Gratitude: The bitter little pill

There are times when gratitude is hard to swallow. For me, I usually find those times to be immediately after someone says, “But think of all the good times you had.” This usually comes after a breakup or after a death. After a breakup, my response is, “Well apparently those good times weren’t as great as I thought they were.” After a death, my response is, “My point exactly. I want more of those good times with that person.”

Precisely six years ago, I was curled up in my apartment in Spain, where I was studying for a year. I was feeling a touch of homesickness, so I got on facebook to see what my friends back in Montana were doing. Their status updates became a blur: “…we’ll miss you, buddy…” “…avalanche…” “…thinking of all the good times…” My hands shaking, I grabbed the phone and started dialing. 

It took four tries before anyone picked up. “Whitney?” I said. “Whitney, what happened? Why is everyone posting all this stuff?” My best friend then proceeded to tell me there had been an avalanche and one of our friends had been killed in it. Avalanches had never worried me too much, despite the fact the majority of my friends were serious backcountry skiers. We were 21 years old, and therefore invincible. So one of them dying in an avalanche just didn’t compute. All I knew was that I needed to be home right then.

I called my parents and they helped me book a flight for the next morning. I called my three other friends from home who were also studying abroad, and let them know my plans, in case they could catch a flight with me. Already emotionally exhausted, I managed to pack the necessities and pass out for a couple of hours before catching the earliest bus to Madrid the next morning.

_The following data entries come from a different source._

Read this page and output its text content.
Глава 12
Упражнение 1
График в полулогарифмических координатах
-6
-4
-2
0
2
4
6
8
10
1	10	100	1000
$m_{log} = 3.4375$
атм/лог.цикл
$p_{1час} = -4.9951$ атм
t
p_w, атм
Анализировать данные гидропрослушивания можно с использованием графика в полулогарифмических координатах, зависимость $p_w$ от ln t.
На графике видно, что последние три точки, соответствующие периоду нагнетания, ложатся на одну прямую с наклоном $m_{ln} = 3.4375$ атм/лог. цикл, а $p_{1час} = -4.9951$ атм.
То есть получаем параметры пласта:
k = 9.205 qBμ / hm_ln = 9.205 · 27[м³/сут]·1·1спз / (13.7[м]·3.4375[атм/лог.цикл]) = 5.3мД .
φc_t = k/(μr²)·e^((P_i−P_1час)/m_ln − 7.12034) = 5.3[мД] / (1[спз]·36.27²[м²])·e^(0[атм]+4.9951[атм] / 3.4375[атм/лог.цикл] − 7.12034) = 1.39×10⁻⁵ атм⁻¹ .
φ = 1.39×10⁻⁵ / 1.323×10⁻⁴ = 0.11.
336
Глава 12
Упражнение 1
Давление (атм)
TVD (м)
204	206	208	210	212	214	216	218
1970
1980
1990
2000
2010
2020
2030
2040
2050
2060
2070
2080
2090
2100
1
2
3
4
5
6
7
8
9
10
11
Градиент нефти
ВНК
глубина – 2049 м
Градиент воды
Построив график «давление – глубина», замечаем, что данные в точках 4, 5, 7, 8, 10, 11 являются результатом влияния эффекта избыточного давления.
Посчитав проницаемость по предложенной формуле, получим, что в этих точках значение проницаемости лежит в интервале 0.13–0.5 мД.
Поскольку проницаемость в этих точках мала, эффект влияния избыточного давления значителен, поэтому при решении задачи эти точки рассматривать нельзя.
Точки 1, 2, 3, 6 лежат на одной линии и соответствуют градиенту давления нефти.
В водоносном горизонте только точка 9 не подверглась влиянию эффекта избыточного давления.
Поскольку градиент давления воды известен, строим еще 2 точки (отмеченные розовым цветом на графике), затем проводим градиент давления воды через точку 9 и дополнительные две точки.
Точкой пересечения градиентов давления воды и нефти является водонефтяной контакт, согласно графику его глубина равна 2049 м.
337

Twenty-four hours later, my parents were picking me up from the Salt Lake City airport. Two of my friends drove to my parents’ house in Idaho the next morning and the three of us made our way back to Montana. During the long drive, they filled me in on the conditions that caused the avalanche, when the memorial service was going to be, and how everyone else was handling it. 

“He asked me to go get a coffee with him right before I left for Spain,” I blurted out. “I said I had to work, which I did, but still. I should have made time.”

“All you can do is make time the next time someone wants to catch up,” my friend responded.

And so I have. Over the past six years, I’ve done my best to stay in touch with friends who are living all over the world and make extra time for those who still live in my town. It’s an important lesson to have learned, but not one I’m grateful for learning in the way that I did. 

So yes, sometimes gratitude is a bitter little pill, full of “It’s better to have love and lost than never to have loved at all” and “Be grateful for all the good times you shared.” So I try, as my friends do, to be grateful for the times we got to share with him, and to be grateful for each other. 

In the end, it’s only our perspective we can control. I’m trying to have one that’s heavy on the gratitude and light on the bitterness.